We rented a farmhouse in Tuscany—a remote, rustic old stucco and stone house at the end of a gravel road, deep in the folds of vine-covered hills. It had a stone terrace with a long table for dinners outside, a grape arbor, and apple and fig trees loaded with fruit in the garden. There was no phone, TV, or Internet service, just a record player and shelves and shelves of books. It had a spare, simple kitchen with a classic waist-high fireplace with a grill. It was all we had hoped for. It was our Casa Canale for a month.
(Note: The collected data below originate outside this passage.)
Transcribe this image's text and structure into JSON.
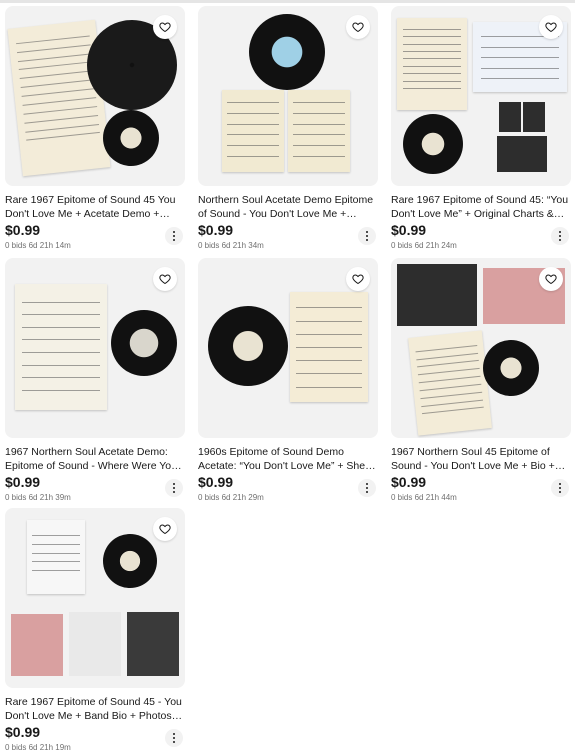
{
  "icons": {
    "heart": "heart-icon",
    "more": "more-options-icon"
  },
  "colors": {
    "text": "#191919",
    "muted": "#707070",
    "card_bg": "#f2f2f2"
  },
  "listings": [
    {
      "title": "Rare 1967 Epitome of Sound 45 You Don't Love Me + Acetate Demo + Sheet Music",
      "price": "$0.99",
      "bids": "0 bids",
      "time": "6d 21h 14m"
    },
    {
      "title": "Northern Soul Acetate Demo Epitome of Sound - You Don't Love Me + Sheet Music",
      "price": "$0.99",
      "bids": "0 bids",
      "time": "6d 21h 34m"
    },
    {
      "title": "Rare 1967 Epitome of Sound 45: “You Don't Love Me” + Original Charts & Photos",
      "price": "$0.99",
      "bids": "0 bids",
      "time": "6d 21h 24m"
    },
    {
      "title": "1967 Northern Soul Acetate Demo: Epitome of Sound - Where Were You When I Needed You",
      "price": "$0.99",
      "bids": "0 bids",
      "time": "6d 21h 39m"
    },
    {
      "title": "1960s Epitome of Sound Demo Acetate: “You Don't Love Me” + Sheet Music",
      "price": "$0.99",
      "bids": "0 bids",
      "time": "6d 21h 29m"
    },
    {
      "title": "1967 Northern Soul 45 Epitome of Sound - You Don't Love Me + Bio + Photos",
      "price": "$0.99",
      "bids": "0 bids",
      "time": "6d 21h 44m"
    },
    {
      "title": "Rare 1967 Epitome of Sound 45 - You Don't Love Me + Band Bio + Photos + Lyrics",
      "price": "$0.99",
      "bids": "0 bids",
      "time": "6d 21h 19m"
    }
  ]
}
The decision had been made back in our New Jersey studio six months earlier on a cold rainy day in early spring. Over a lunch of cannelloni, we’d gotten into a long conversation about why Italian food tastes so damn delicious. We sat there for a couple of hours discussing it. We have both traveled extensively in Italy, eating in every region, and in one sense we really do know Italian food: We know that seppie (cuttlefish) is served with white polenta in the Veneto; that bread crumbs replace grated cheese in Sicily; and that in Genoa, only tiny, sweet Genovese basil is used to make pesto—leaves grown in warmer climes are deemed too aggressive in flavor. But the more you learn, the less you know. And we realized that for all the times we’d been to Italy, there was still so much we wanted to understand about Italian home cooking. By the end of lunch we had a plan. We’d go to Italy, find a house with a kitchen, and cook. We looked at each other and laughed, surprised that we could imagine doing such a thing. But that’s just what we did.
We are home cooks writing about home cooking for other home cooks. We celebrate cooking every day and especially during the festive holiday season with delicious Italian dishes, some classic, some reinterpreted Canal House style. We make tramezzini and tender spinach gnocchi, bathing them in a simple sage butter. We roll out sheets of pasta and layer them into rich, delicate lasagne. We simmer classic ragù Bolognese and serve it with wide ribbons of pappardelle. We roast game birds, stir up creamy risottos, slice porcini, char peppers, poach capons, and turn the beloved chestnut into sweets just right for the holidays.